Friday, September 17, 2010

What I'm Listening To September 3 - 9, 2010




1. Film School - Fission (Hi-Speed Soul)

2. Radars To the Sky - Supra / Infra (self release)

3. Autolux - Transit Transit (TBD Records)

4. Eastern Conference Champions - Sante Fe EP (self release)

5. Arcade Fire - The Suburbs (Merge Records)

6. Jorma Kaukonen - Quah (Grunt Records/RCA)

7. Eels - Tomorrow Morning (E Works)

8. Darker My Love - Alive As You Are (Dangerbird Records)

9. Seven Saturdays - The Snowflakes That Hit Us Became Our Stars (self release)

10. Pavement - Quarantine the Past (Matador Records)


Lots of changes this week as Film School took the number one slot. I just couldn't stop playing Fission and feel confident it's one of the best releases of the year. I got to review it over at Radio Free Silver Lake last week. The Radars To the Sky CD, Supra / Infra, has steadily worked its way into my brain. It really is a beautifully produced album and features great variety in the songwriting, and some of the politically charged lyrics are starting to come through to me. (Sometime it takes me a little while to catch on to all the nuances of an album... sometimes 40 years.)

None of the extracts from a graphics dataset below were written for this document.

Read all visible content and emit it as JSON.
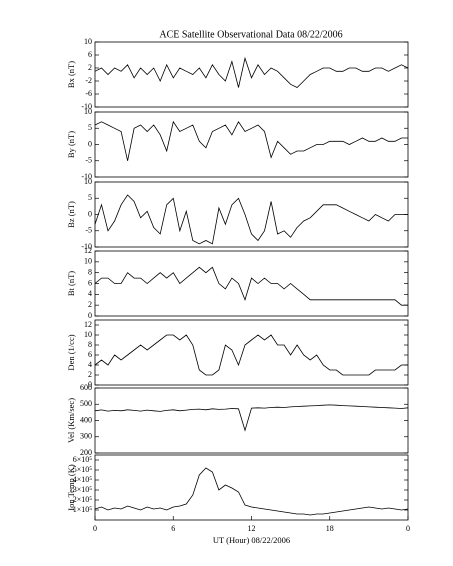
{
  "chart_data": [
    {
      "type": "line",
      "title": "ACE Satellite Observational Data   08/22/2006",
      "ylabel": "Bx (nT)",
      "xlim": [
        0,
        24
      ],
      "ylim": [
        -10,
        10
      ],
      "yticks": [
        -10,
        -6,
        -2,
        2,
        6,
        10
      ],
      "color": "#000000",
      "x": [
        0,
        0.5,
        1,
        1.5,
        2,
        2.5,
        3,
        3.5,
        4,
        4.5,
        5,
        5.5,
        6,
        6.5,
        7,
        7.5,
        8,
        8.5,
        9,
        9.5,
        10,
        10.5,
        11,
        11.5,
        12,
        12.5,
        13,
        13.5,
        14,
        14.5,
        15,
        15.5,
        16,
        16.5,
        17,
        17.5,
        18,
        18.5,
        19,
        19.5,
        20,
        20.5,
        21,
        21.5,
        22,
        22.5,
        23,
        23.5,
        24
      ],
      "values": [
        1,
        2,
        0,
        2,
        1,
        3,
        -1,
        2,
        0,
        2,
        -2,
        3,
        -1,
        2,
        1,
        0,
        2,
        -1,
        3,
        0,
        -2,
        4,
        -4,
        5,
        -1,
        3,
        0,
        2,
        1,
        -1,
        -3,
        -4,
        -2,
        0,
        1,
        2,
        2,
        1,
        1,
        2,
        2,
        1,
        1,
        2,
        2,
        1,
        2,
        3,
        2
      ]
    },
    {
      "type": "line",
      "ylabel": "By (nT)",
      "xlim": [
        0,
        24
      ],
      "ylim": [
        -10,
        10
      ],
      "yticks": [
        -10,
        -5,
        0,
        5,
        10
      ],
      "color": "#000000",
      "x": [
        0,
        0.5,
        1,
        1.5,
        2,
        2.5,
        3,
        3.5,
        4,
        4.5,
        5,
        5.5,
        6,
        6.5,
        7,
        7.5,
        8,
        8.5,
        9,
        9.5,
        10,
        10.5,
        11,
        11.5,
        12,
        12.5,
        13,
        13.5,
        14,
        14.5,
        15,
        15.5,
        16,
        16.5,
        17,
        17.5,
        18,
        18.5,
        19,
        19.5,
        20,
        20.5,
        21,
        21.5,
        22,
        22.5,
        23,
        23.5,
        24
      ],
      "values": [
        6,
        7,
        6,
        5,
        4,
        -5,
        5,
        6,
        4,
        6,
        3,
        -2,
        7,
        4,
        5,
        6,
        1,
        -1,
        4,
        5,
        6,
        3,
        7,
        4,
        5,
        6,
        4,
        -4,
        1,
        -1,
        -3,
        -2,
        -2,
        -1,
        0,
        0,
        1,
        1,
        1,
        0,
        1,
        2,
        1,
        1,
        2,
        1,
        1,
        2,
        2
      ]
    },
    {
      "type": "line",
      "ylabel": "Bz (nT)",
      "xlim": [
        0,
        24
      ],
      "ylim": [
        -10,
        10
      ],
      "yticks": [
        -10,
        -5,
        0,
        5,
        10
      ],
      "color": "#000000",
      "x": [
        0,
        0.5,
        1,
        1.5,
        2,
        2.5,
        3,
        3.5,
        4,
        4.5,
        5,
        5.5,
        6,
        6.5,
        7,
        7.5,
        8,
        8.5,
        9,
        9.5,
        10,
        10.5,
        11,
        11.5,
        12,
        12.5,
        13,
        13.5,
        14,
        14.5,
        15,
        15.5,
        16,
        16.5,
        17,
        17.5,
        18,
        18.5,
        19,
        19.5,
        20,
        20.5,
        21,
        21.5,
        22,
        22.5,
        23,
        23.5,
        24
      ],
      "values": [
        -3,
        3,
        -5,
        -2,
        3,
        6,
        4,
        -1,
        1,
        -4,
        -6,
        3,
        5,
        -5,
        1,
        -8,
        -9,
        -8,
        -9,
        2,
        -3,
        3,
        5,
        0,
        -6,
        -8,
        -5,
        4,
        -6,
        -5,
        -7,
        -4,
        -2,
        -1,
        1,
        3,
        3,
        3,
        2,
        1,
        0,
        -1,
        -2,
        0,
        -1,
        -2,
        0,
        0,
        0
      ]
    },
    {
      "type": "line",
      "ylabel": "Bt (nT)",
      "xlim": [
        0,
        24
      ],
      "ylim": [
        0,
        12
      ],
      "yticks": [
        0,
        2,
        4,
        6,
        8,
        10,
        12
      ],
      "color": "#000000",
      "x": [
        0,
        0.5,
        1,
        1.5,
        2,
        2.5,
        3,
        3.5,
        4,
        4.5,
        5,
        5.5,
        6,
        6.5,
        7,
        7.5,
        8,
        8.5,
        9,
        9.5,
        10,
        10.5,
        11,
        11.5,
        12,
        12.5,
        13,
        13.5,
        14,
        14.5,
        15,
        15.5,
        16,
        16.5,
        17,
        17.5,
        18,
        18.5,
        19,
        19.5,
        20,
        20.5,
        21,
        21.5,
        22,
        22.5,
        23,
        23.5,
        24
      ],
      "values": [
        6,
        7,
        7,
        6,
        6,
        8,
        7,
        7,
        6,
        7,
        8,
        7,
        8,
        6,
        7,
        8,
        9,
        8,
        9,
        6,
        5,
        7,
        6,
        3,
        7,
        6,
        7,
        6,
        6,
        5,
        6,
        5,
        4,
        3,
        3,
        3,
        3,
        3,
        3,
        3,
        3,
        3,
        3,
        3,
        3,
        3,
        3,
        2,
        2
      ]
    },
    {
      "type": "line",
      "ylabel": "Den (1/cc)",
      "xlim": [
        0,
        24
      ],
      "ylim": [
        0,
        13
      ],
      "yticks": [
        0,
        2,
        4,
        6,
        8,
        10,
        12
      ],
      "color": "#000000",
      "x": [
        0,
        0.5,
        1,
        1.5,
        2,
        2.5,
        3,
        3.5,
        4,
        4.5,
        5,
        5.5,
        6,
        6.5,
        7,
        7.5,
        8,
        8.5,
        9,
        9.5,
        10,
        10.5,
        11,
        11.5,
        12,
        12.5,
        13,
        13.5,
        14,
        14.5,
        15,
        15.5,
        16,
        16.5,
        17,
        17.5,
        18,
        18.5,
        19,
        19.5,
        20,
        20.5,
        21,
        21.5,
        22,
        22.5,
        23,
        23.5,
        24
      ],
      "values": [
        4,
        5,
        4,
        6,
        5,
        6,
        7,
        8,
        7,
        8,
        9,
        10,
        10,
        9,
        10,
        8,
        3,
        2,
        2,
        3,
        8,
        7,
        4,
        8,
        9,
        10,
        9,
        10,
        8,
        8,
        6,
        8,
        6,
        5,
        6,
        4,
        3,
        3,
        2,
        2,
        2,
        2,
        2,
        3,
        3,
        3,
        3,
        4,
        4
      ]
    },
    {
      "type": "line",
      "ylabel": "Vel (Km/sec)",
      "xlim": [
        0,
        24
      ],
      "ylim": [
        200,
        600
      ],
      "yticks": [
        200,
        300,
        400,
        500,
        600
      ],
      "color": "#000000",
      "x": [
        0,
        0.5,
        1,
        1.5,
        2,
        2.5,
        3,
        3.5,
        4,
        4.5,
        5,
        5.5,
        6,
        6.5,
        7,
        7.5,
        8,
        8.5,
        9,
        9.5,
        10,
        10.5,
        11,
        11.5,
        12,
        12.5,
        13,
        13.5,
        14,
        14.5,
        15,
        15.5,
        16,
        16.5,
        17,
        17.5,
        18,
        18.5,
        19,
        19.5,
        20,
        20.5,
        21,
        21.5,
        22,
        22.5,
        23,
        23.5,
        24
      ],
      "values": [
        460,
        465,
        458,
        462,
        460,
        466,
        462,
        458,
        464,
        460,
        456,
        462,
        466,
        460,
        464,
        468,
        470,
        466,
        472,
        468,
        470,
        474,
        472,
        340,
        476,
        478,
        476,
        480,
        482,
        480,
        484,
        486,
        488,
        490,
        492,
        494,
        496,
        494,
        492,
        490,
        488,
        486,
        484,
        482,
        480,
        478,
        476,
        474,
        478
      ]
    },
    {
      "type": "line",
      "ylabel": "Ion Temp (K)",
      "xlabel": "UT (Hour)  08/22/2006",
      "xlim": [
        0,
        24
      ],
      "ylim": [
        0,
        650000
      ],
      "yticks": [
        {
          "value": 100000,
          "label": "1×10⁵"
        },
        {
          "value": 200000,
          "label": "2×10⁵"
        },
        {
          "value": 300000,
          "label": "3×10⁵"
        },
        {
          "value": 400000,
          "label": "4×10⁵"
        },
        {
          "value": 500000,
          "label": "5×10⁵"
        },
        {
          "value": 600000,
          "label": "6×10⁵"
        }
      ],
      "xticks": [
        0,
        6,
        12,
        18,
        {
          "value": 24,
          "label": "0"
        }
      ],
      "color": "#000000",
      "x": [
        0,
        0.5,
        1,
        1.5,
        2,
        2.5,
        3,
        3.5,
        4,
        4.5,
        5,
        5.5,
        6,
        6.5,
        7,
        7.5,
        8,
        8.5,
        9,
        9.5,
        10,
        10.5,
        11,
        11.5,
        12,
        12.5,
        13,
        13.5,
        14,
        14.5,
        15,
        15.5,
        16,
        16.5,
        17,
        17.5,
        18,
        18.5,
        19,
        19.5,
        20,
        20.5,
        21,
        21.5,
        22,
        22.5,
        23,
        23.5,
        24
      ],
      "values": [
        110000,
        130000,
        100000,
        120000,
        110000,
        140000,
        120000,
        100000,
        130000,
        110000,
        120000,
        100000,
        130000,
        140000,
        160000,
        250000,
        450000,
        520000,
        480000,
        300000,
        350000,
        320000,
        280000,
        150000,
        130000,
        120000,
        110000,
        100000,
        90000,
        80000,
        70000,
        60000,
        60000,
        50000,
        60000,
        60000,
        70000,
        80000,
        90000,
        100000,
        110000,
        120000,
        130000,
        120000,
        110000,
        120000,
        110000,
        100000,
        110000
      ]
    }
  ]
}
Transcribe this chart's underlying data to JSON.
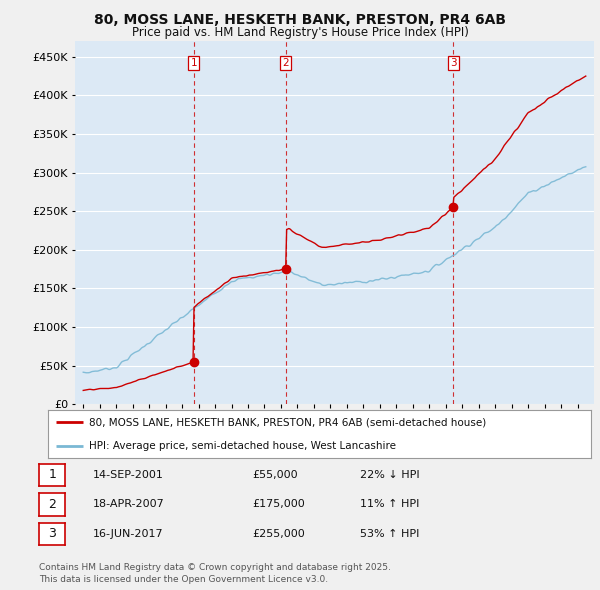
{
  "title": "80, MOSS LANE, HESKETH BANK, PRESTON, PR4 6AB",
  "subtitle": "Price paid vs. HM Land Registry's House Price Index (HPI)",
  "sale_times": [
    2001.708,
    2007.292,
    2017.458
  ],
  "sale_prices": [
    55000,
    175000,
    255000
  ],
  "sale_labels": [
    "1",
    "2",
    "3"
  ],
  "table_rows": [
    [
      "1",
      "14-SEP-2001",
      "£55,000",
      "22% ↓ HPI"
    ],
    [
      "2",
      "18-APR-2007",
      "£175,000",
      "11% ↑ HPI"
    ],
    [
      "3",
      "16-JUN-2017",
      "£255,000",
      "53% ↑ HPI"
    ]
  ],
  "legend_line1": "80, MOSS LANE, HESKETH BANK, PRESTON, PR4 6AB (semi-detached house)",
  "legend_line2": "HPI: Average price, semi-detached house, West Lancashire",
  "footer": "Contains HM Land Registry data © Crown copyright and database right 2025.\nThis data is licensed under the Open Government Licence v3.0.",
  "price_color": "#cc0000",
  "hpi_color": "#7ab8d4",
  "vline_color": "#cc0000",
  "ylim": [
    0,
    470000
  ],
  "yticks": [
    0,
    50000,
    100000,
    150000,
    200000,
    250000,
    300000,
    350000,
    400000,
    450000
  ],
  "ytick_labels": [
    "£0",
    "£50K",
    "£100K",
    "£150K",
    "£200K",
    "£250K",
    "£300K",
    "£350K",
    "£400K",
    "£450K"
  ],
  "bg_color": "#f0f0f0",
  "plot_bg_color": "#dce9f5",
  "grid_color": "#ffffff",
  "xlim_start": 1994.5,
  "xlim_end": 2026.0
}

The solid new album by Autolux, still has a grip on me, while I got myself a copy of the Eastern Conference Champions EP, Santa Fe, at their Spaceland residency, which nicely presents some of their fine points, but I think the band has matured a bit since recording that. They've honed their music into a forwardly propulsive shark-like creation.

Arcade Fire finally dropped down to fifth place, though I'm not done with it yet. Jorma Kaukonen's Quah is tough to put away, sounds brand new, and is extremely impressive for a 36 year old album. Love that Eels album, especially like the way he sounds like The Muppets' Animal on "Baby Loves Me".

The Darker My Love album, Alive As You Are is still remarkable and I'm glad they are on the line up of the upcoming Eagle Rock Festival in October. I saw Seven Saturdays play Bootleg with Helen Stellar a couple of weeks ago and their restful and gloriously cinematic compositions are faithfully reproduced on this fine EP, The Snowflakes That Hit Us Became Our Stars. Pavement are coming up and they seem like their own entire course in Rock Music Theory as they cover so much ground and their influence on today's bands is so enormous. The more I hear, the more I like.